Casque en tête, lance en arrêt,
Le fameux héros de Cervante
Pressait de l'éperon les flancs de Rossinante
A travers les détours d'une vaste forêt.
Témoin de ses hautes merveilles,
Sancho vient après lui, portant le bouclier.
Sancho lâche la bride à son noble coursier,
Qu'on reconnaît de loin à ses longues oreilles.
Mais quelle gloire attend l'illustre chevalier ?
Armé de sa terrible lance,
Va-t-il terrasser un géant,
Combattre un empereur ou... des moulins à vent ?
Vous allez l'apprendre ; silence.
Déjà Phébus au sein des flots
Était près d'achever sa brillante carrière,
Lorsque l'intrépide héros
Est indigné de voir que sa valeur guerrière
Ait langui tout un jour dans un honteux repos.
Quoi ! pas un ennemi qui morde la poussière !
Occupé de périls nouveaux,
Il ne voit qu'enchanteurs, et spectres, et châteaux.
Mais quel objet l'arrache à cette rêverie ?
Soudain avec transport Don Quichotte s'écrie :
-Viens, Sancho ! viens, mon fils ! accours ;
Voilà le plus beau de nos jours.
O la merveilleuse aventure !
Regarde à mon côté, là ; n'aperçois-tu pas
Un champion couvert du casque, de l'armure,
Et qui porte la lance au bras ?
Il chemine àma gauche. Observe aussi l'allure
De son cheval ; partout il suit celle du mien.
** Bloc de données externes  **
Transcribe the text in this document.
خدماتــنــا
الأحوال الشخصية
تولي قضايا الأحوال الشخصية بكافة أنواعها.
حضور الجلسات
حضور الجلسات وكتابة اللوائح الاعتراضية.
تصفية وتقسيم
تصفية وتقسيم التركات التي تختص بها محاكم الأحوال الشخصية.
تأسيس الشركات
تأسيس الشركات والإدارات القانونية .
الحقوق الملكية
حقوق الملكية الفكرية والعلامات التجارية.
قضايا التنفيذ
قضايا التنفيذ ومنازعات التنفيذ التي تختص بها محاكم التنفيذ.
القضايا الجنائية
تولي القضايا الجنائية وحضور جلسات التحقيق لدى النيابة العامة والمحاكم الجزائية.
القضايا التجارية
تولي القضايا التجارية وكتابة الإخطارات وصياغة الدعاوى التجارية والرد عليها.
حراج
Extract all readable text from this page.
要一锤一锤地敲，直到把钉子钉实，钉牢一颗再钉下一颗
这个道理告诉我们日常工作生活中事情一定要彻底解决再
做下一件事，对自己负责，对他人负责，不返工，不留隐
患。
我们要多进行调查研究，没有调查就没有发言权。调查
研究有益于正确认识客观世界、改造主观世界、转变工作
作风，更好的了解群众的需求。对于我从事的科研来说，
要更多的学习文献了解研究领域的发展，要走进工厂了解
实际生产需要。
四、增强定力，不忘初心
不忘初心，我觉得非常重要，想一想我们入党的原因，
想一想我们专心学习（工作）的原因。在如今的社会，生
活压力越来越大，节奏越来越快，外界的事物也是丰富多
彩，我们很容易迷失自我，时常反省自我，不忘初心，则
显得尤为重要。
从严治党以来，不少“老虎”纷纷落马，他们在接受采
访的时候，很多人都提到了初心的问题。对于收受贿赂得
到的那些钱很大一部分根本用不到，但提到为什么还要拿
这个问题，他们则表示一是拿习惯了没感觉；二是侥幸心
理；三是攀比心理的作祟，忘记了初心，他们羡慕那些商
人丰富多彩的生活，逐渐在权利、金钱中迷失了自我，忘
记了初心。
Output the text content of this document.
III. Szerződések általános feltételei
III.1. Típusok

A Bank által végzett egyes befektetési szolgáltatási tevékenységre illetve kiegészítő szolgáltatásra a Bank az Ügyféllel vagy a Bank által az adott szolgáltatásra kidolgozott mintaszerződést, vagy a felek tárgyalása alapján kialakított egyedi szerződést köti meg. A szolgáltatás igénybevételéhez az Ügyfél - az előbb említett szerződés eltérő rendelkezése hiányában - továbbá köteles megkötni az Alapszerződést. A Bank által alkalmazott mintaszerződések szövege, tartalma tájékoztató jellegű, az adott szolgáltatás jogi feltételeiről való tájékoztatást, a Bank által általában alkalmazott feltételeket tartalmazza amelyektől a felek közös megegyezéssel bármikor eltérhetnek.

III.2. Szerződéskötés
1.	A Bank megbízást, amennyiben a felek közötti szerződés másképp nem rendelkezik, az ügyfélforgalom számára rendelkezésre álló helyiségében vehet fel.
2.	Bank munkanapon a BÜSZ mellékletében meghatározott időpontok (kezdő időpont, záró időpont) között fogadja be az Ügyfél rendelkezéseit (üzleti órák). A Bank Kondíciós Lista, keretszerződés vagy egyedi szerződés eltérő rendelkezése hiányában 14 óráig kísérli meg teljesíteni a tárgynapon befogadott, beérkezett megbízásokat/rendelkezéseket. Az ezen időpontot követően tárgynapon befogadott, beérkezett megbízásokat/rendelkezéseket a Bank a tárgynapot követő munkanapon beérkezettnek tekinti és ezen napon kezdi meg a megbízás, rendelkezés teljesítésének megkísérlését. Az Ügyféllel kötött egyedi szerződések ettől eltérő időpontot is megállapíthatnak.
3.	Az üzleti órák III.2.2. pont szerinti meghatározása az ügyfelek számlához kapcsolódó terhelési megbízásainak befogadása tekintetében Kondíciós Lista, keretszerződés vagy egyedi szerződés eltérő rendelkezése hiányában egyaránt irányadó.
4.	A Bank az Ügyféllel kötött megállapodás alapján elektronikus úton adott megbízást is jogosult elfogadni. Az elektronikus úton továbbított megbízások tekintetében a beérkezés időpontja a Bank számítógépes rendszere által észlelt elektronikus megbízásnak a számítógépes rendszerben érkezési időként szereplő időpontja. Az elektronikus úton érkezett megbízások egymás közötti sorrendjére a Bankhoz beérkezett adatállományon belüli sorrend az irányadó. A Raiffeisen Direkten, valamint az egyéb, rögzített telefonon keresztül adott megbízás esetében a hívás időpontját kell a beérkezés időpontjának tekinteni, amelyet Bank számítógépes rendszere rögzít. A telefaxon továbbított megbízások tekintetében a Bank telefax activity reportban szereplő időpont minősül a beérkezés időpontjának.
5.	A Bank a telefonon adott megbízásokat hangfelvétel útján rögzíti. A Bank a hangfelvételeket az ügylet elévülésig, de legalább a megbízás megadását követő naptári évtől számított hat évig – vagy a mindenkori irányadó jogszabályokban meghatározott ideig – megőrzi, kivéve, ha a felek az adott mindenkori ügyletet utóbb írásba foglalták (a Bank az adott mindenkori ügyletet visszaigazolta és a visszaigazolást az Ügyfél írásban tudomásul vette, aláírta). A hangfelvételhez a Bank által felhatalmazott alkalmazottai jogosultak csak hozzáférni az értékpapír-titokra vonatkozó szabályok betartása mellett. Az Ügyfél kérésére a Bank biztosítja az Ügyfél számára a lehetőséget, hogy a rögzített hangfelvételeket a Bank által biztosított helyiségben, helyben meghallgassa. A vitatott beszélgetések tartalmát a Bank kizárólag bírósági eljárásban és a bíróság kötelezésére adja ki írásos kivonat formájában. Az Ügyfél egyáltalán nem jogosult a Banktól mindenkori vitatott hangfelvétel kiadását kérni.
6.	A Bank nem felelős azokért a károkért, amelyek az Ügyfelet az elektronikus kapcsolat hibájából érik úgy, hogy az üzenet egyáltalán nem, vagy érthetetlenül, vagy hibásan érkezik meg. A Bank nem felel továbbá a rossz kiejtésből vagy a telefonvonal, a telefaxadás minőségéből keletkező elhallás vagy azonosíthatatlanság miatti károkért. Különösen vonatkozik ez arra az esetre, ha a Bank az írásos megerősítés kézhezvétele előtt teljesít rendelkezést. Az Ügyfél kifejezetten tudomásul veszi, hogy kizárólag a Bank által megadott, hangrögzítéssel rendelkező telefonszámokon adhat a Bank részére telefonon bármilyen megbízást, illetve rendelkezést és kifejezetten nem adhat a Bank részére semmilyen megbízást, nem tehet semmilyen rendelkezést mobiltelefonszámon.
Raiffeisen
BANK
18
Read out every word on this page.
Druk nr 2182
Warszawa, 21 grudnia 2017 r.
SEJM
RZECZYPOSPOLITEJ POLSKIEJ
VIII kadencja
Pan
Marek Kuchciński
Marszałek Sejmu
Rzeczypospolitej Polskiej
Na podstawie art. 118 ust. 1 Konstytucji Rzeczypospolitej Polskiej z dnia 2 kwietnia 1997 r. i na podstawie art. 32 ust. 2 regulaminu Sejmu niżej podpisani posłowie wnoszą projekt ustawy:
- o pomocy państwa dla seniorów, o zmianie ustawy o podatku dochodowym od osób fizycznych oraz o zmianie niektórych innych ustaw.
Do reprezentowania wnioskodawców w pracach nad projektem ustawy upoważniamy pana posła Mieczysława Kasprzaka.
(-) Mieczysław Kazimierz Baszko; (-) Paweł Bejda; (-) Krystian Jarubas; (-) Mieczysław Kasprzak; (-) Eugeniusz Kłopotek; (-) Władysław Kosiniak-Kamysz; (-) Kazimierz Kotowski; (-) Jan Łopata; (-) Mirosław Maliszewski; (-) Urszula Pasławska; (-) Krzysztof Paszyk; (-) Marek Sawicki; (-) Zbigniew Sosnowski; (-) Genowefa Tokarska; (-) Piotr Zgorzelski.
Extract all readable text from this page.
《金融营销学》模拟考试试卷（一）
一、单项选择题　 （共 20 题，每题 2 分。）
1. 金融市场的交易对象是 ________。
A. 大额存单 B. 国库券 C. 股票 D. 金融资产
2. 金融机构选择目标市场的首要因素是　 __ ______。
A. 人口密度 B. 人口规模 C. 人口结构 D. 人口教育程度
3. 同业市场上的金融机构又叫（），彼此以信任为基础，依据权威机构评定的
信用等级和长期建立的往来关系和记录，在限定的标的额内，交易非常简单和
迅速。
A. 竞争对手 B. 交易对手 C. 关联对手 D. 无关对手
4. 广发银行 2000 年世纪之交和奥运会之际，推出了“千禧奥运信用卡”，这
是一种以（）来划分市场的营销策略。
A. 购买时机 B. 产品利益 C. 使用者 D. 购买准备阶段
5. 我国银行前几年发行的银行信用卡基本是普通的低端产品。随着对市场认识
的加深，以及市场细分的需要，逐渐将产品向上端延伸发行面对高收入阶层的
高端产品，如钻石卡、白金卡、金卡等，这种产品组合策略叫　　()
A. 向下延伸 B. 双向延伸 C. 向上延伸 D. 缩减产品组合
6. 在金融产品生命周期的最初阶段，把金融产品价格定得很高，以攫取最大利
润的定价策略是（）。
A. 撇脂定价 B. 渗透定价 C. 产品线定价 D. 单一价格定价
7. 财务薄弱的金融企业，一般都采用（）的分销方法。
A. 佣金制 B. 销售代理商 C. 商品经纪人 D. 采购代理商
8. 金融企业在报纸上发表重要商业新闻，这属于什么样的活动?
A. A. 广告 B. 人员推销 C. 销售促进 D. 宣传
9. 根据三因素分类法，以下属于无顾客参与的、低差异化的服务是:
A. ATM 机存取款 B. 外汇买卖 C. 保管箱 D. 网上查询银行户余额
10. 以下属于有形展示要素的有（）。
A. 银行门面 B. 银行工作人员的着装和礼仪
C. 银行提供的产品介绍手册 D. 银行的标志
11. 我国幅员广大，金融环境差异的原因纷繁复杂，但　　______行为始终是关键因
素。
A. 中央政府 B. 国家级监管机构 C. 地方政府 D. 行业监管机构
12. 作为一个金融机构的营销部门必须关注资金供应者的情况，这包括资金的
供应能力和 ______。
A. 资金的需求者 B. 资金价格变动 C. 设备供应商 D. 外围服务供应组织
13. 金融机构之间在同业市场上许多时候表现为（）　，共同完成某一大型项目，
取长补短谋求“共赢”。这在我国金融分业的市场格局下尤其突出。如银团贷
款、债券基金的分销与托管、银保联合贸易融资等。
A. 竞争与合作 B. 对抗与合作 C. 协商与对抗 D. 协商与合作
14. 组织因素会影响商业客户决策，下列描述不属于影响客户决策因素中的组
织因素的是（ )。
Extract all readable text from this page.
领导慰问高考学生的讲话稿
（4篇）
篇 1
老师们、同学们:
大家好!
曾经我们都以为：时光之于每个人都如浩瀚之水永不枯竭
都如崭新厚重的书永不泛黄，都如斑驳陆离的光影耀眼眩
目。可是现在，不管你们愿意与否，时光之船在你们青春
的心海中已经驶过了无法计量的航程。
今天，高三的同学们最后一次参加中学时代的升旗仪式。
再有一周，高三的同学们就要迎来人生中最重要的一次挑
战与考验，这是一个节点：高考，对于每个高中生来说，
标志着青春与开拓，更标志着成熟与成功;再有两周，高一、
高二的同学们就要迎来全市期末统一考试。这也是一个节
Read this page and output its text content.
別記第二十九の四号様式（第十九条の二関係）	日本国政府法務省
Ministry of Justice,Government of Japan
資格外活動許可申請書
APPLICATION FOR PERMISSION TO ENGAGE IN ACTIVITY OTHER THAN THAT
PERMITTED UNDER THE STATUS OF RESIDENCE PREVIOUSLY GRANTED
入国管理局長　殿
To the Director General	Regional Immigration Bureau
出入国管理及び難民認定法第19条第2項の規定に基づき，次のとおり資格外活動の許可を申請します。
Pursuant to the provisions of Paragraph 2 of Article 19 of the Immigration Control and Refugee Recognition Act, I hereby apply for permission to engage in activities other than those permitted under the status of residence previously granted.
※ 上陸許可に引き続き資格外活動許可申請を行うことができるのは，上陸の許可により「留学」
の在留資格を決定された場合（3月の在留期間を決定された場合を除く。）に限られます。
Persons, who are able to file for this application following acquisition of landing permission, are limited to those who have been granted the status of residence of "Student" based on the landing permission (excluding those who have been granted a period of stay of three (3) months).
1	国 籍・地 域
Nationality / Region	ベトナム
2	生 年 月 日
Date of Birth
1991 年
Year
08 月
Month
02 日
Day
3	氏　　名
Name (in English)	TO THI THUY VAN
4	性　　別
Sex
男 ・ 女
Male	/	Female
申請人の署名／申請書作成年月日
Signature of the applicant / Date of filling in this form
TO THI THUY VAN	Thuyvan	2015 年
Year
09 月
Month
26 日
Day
C'est un géant énorme. Ah ! je veux le pourfendre :
Avançons. -Là-dessus de rompre l'entretien.
Il descend de cheval ; l'autre aussi d'en descendre. -
-Allons, qui que tu sois, fantôme, esprit, païen,
Défends-toi : fusses-tu le diable,
Je m'en moque, et te livre un combat effroyable. ----
Il dit, et de tous les côtés
Lui porte mille coups ; autant de ripostés.
Plus Don Quichotte avance, et plus son adversaire
Recule ; mais tout aussitôt
Ce dernier revient à l'assaut,
Dès que le chevalier fait un pas en arrière.
Le choc pouvait durer jusques au lendemain ;
A leur combat la nuit met fin,
Et de l'ennemi plus de trace.
- Il a donc de mon bras éprouvé la vigueur,
S'écria Don Quichotte, et je reste vainqueur !
Çà, mon cher écuyer, défais-lui sa cuirasse ;
Cuirasse, lance, épée, et même palefroi,
Toute sa dépouille est à toi.
- Vraiment, répond Sancho, je dois vous rendre grâce ;
Champion et dépouille, au diable si j'en voi ;
La nuit pourtant n'est pas si sombre.
--- Comment ! tu ne vois rien, dis-tu ?
Oh bien ! ce seul exploit vaut mes exploits sans nombre ;
C'est contre un revenant que je me suis battu.
Non pas. Qu'était-ce donc ? -Votre ombre.